Ca raconte Sarah, au titre intriguant et poétique, tant par sa sémantique que par son jeu de sonorités, nous happe de la même façon que l’amour happe la narratrice ; d’une façon inattendue, involontaire, malgré nous. Elle qualifie l’amour avec une femme de tempête, je qualifierai Ca Raconte Sarah d’ouragan ; tant que l’on n’a pas fini la lecture de ce livre, il est impossible de s’en détacher. Le roman ne nous laisse pas le temps de reprendre notre souffle, il nous montre le point de départ, le point de fusion entre les deux femmes, à travers une écriture parfois haletante, parfois plus posée.

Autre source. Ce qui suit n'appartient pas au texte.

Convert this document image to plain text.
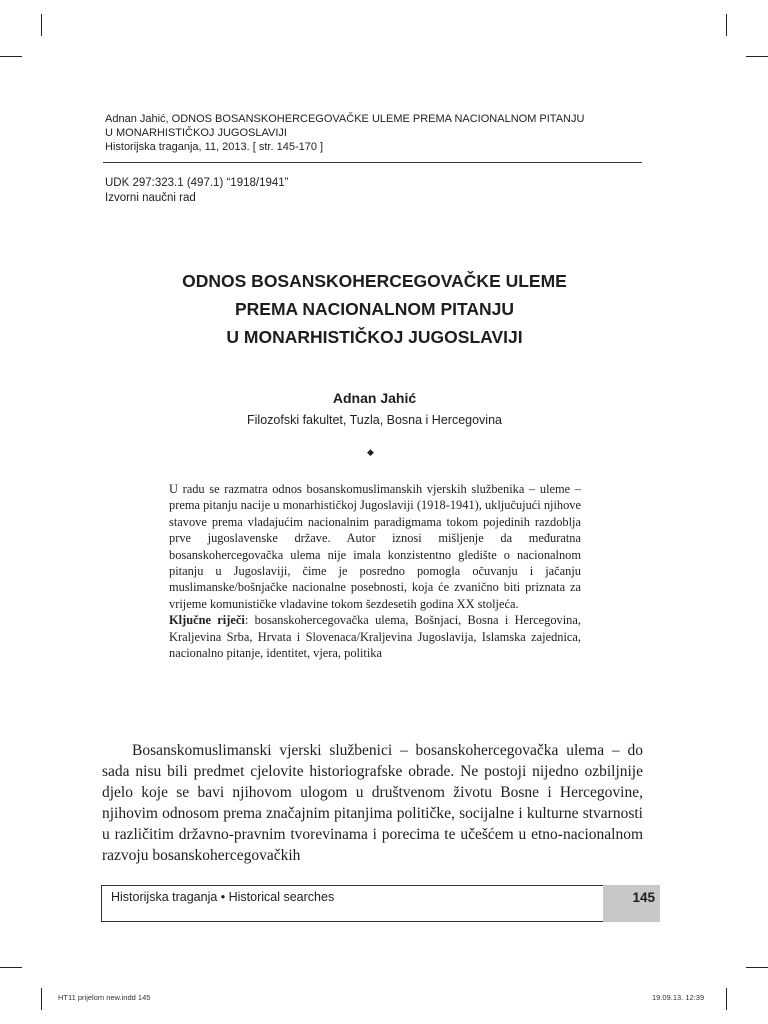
Adnan Jahić, ODNOS BOSANSKOHERCEGOVAČKE ULEME PREMA NACIONALNOM PITANJU
U MONARHISTIČKOJ JUGOSLAVIJI
Historijska traganja, 11, 2013. [ str. 145-170 ]
UDK 297:323.1 (497.1) “1918/1941”
Izvorni naučni rad
ODNOS BOSANSKOHERCEGOVAČKE ULEME
PREMA NACIONALNOM PITANJU
U MONARHISTIČKOJ JUGOSLAVIJI
Adnan Jahić
Filozofski fakultet, Tuzla, Bosna i Hercegovina
◆

U radu se razmatra odnos bosanskomuslimanskih vjerskih službenika – uleme – prema pitanju nacije u monarhističkoj Jugoslaviji (1918-1941), uključujući njihove stavove prema vladajućim nacionalnim paradigmama tokom pojedinih razdoblja prve jugoslavenske države. Autor iznosi mišljenje da međuratna bosanskohercegovačka ulema nije imala konzistentno gledište o nacionalnom pitanju u Jugoslaviji, čime je posredno pomogla očuvanju i jačanju muslimanske/bošnjačke nacionalne posebnosti, koja će zvanično biti priznata za vrijeme komunističke vladavine tokom šezdesetih godina XX stoljeća.

Ključne riječi: bosanskohercegovačka ulema, Bošnjaci, Bosna i Hercegovina, Kraljevina Srba, Hrvata i Slovenaca/Kraljevina Jugoslavija, Islamska zajednica, nacionalno pitanje, identitet, vjera, politika

Bosanskomuslimanski vjerski službenici – bosanskohercegovačka ulema – do sada nisu bili predmet cjelovite historiografske obrade. Ne postoji nijedno ozbiljnije djelo koje se bavi njihovom ulogom u društvenom životu Bosne i Hercegovine, njihovim odnosom prema značajnim pitanjima političke, socijalne i kulturne stvarnosti u različitim državno-pravnim tvorevinama i porecima te učešćem u etno-nacionalnom razvoju bosanskohercegovačkih

Historijska traganja • Historical searches	145
HT11 prijelom new.indd 145	19.09.13. 12:39
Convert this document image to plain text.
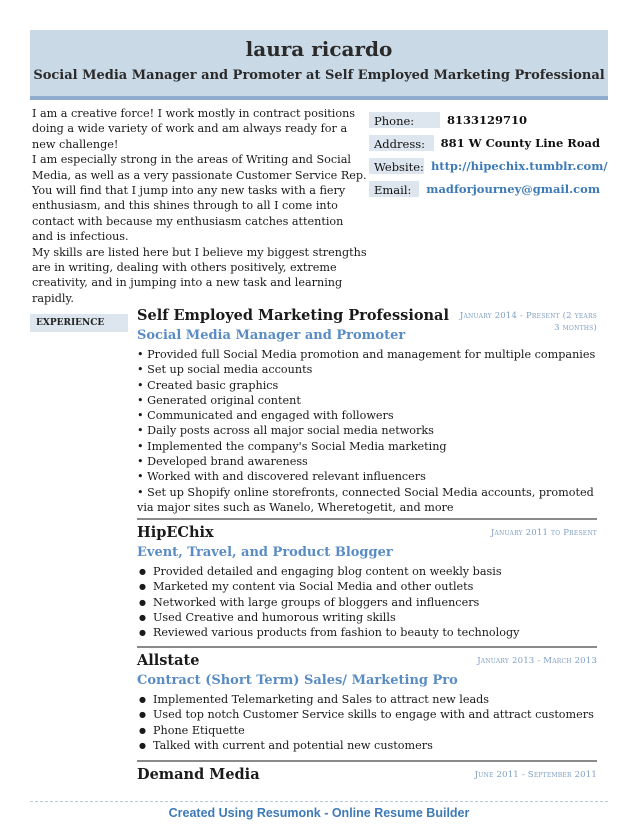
laura ricardo
Social Media Manager and Promoter at Self Employed Marketing Professional

I am a creative force! I work mostly in contract positions doing a wide variety of work and am always ready for a new challenge!

I am especially strong in the areas of Writing and Social Media, as well as a very passionate Customer Service Rep. You will find that I jump into any new tasks with a fiery enthusiasm, and this shines through to all I come into contact with because my enthusiasm catches attention and is infectious.

My skills are listed here but I believe my biggest strengths are in writing, dealing with others positively, extreme creativity, and in jumping into a new task and learning rapidly.

Phone:	8133129710
Address:	881 W County Line Road
Website: http://hipechix.tumblr.com/
Email:	madforjourney@gmail.com
EXPERIENCE	Self Employed Marketing Professional	January 2014 - Present (2 years
3 months)
Social Media Manager and Promoter
• Provided full Social Media promotion and management for multiple companies
• Set up social media accounts
• Created basic graphics
• Generated original content
• Communicated and engaged with followers
• Daily posts across all major social media networks
• Implemented the company's Social Media marketing
• Developed brand awareness
• Worked with and discovered relevant influencers
• Set up Shopify online storefronts, connected Social Media accounts, promoted via major sites such as Wanelo, Wheretogetit, and more
HipEChix	January 2011 to Present
Event, Travel, and Product Blogger
● Provided detailed and engaging blog content on weekly basis
● Marketed my content via Social Media and other outlets
● Networked with large groups of bloggers and influencers
● Used Creative and humorous writing skills
● Reviewed various products from fashion to beauty to technology
Allstate	January 2013 - March 2013
Contract (Short Term) Sales/ Marketing Pro
● Implemented Telemarketing and Sales to attract new leads
● Used top notch Customer Service skills to engage with and attract customers
● Phone Etiquette
● Talked with current and potential new customers
Demand Media	June 2011 - September 2011
Created Using Resumonk - Online Resume Builder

Les chapitres de tailles variables et non équilibrés ne sont pas sans rappeler les recueils de poésie, dans lesquels une partie du roman pourraient entrer. ,
La trame narrative n’est pas franchement originale, ni même surprenante, quoi que la fin puisse apporter une surprise pour les moins téméraires : le roman nous montre le point de départ, le point de fusion entre les deux femmes. La beauté de ce livre réside, à mes yeux, dans l’écriture de l’histoire, dans le sens qu’elle prend, et dans les passions dévastatrices qui y sont narrées. Il est en effet difficile de classer cet œuvre dans un genre. Est-ce de la prose, ou des vers libres ? Est-ce vraiment un roman d’ailleurs ? Mais cette oeuvre est plus que l’histoire de la naissance et de la mort d’une passion, c’est aussi l’histoire d’une initiation, celle à la sexualité avec une autre femme, c’est l’histoire de la confusion entre rupture et meurtre, entre rupture et maladie, entre maladie et meurtre. Ca raconte Sarah interroge sur l’émancipation face à la passion, est-elle possible ? La narratrice peut-elle replonger dans une vie sans passion, elle qui perd goût à la vie dès que Sarah repart en tournée ? Peut-être. Alors elle s’émancipe, se dégage de l’étreinte de l’amour tant bien que mal, poussée par le dépérissement de Sarah.
L’ajout de passages surprenants par leur pragmatisme dans cet élan d’irrationalité détonne, et semble confirmer l’aspect « authentique » du flot des pensées de la narratrice, qui se mêlent sous le coup de la passion, tout en venant apporter des éléments sur sa relation avec Sarah ( ainsi Hiroshima mon amour renvoie au caractère explosif de sa relation avec Sarah, mais les explications données tendent à illustrer le caractères conflictuel et le lien entre amour et mort, écho sournois au dénouement de leur histoire).
Après la lecture du livre, une chose m’a troublée ; je me suis rendue compte qu’a aucun moment la narratrice n’était présentée, et pourtant j’ai eu l’impression, durant toute ma lecture, de l’avoir saisie, d’en avoir eu une représentation de faite. La justesse de l’écriture m’a menée à connaitre la narratrice à travers ses sentiments et grâce à l’accès à sa pensée, et j’en suis venue à ne pas condamner l’abandon qu’elle fait de sa famille, au profit de la découverte d’elle-même, d’une nouvelle « elle », moins rangée et loin de sa vie routinière d’avant. J’ai ressenti, au même titre que la narratrice, la longueur et la monotonie de ses journées en Italie, loin de Sarah, grâce à l’écriture juste de l’auteure.
Le dénouement montre la narratrice se pensant responsable de la maladie de Sarah, et donc de la mort de leur passion. De cette lecture, les affiches de la tournée de Sarah deviennent un élément déclencheur de la fin de la narratrice, bien que cette fin ne soit pas explicite, et peut laisser le lecteur l’imaginer.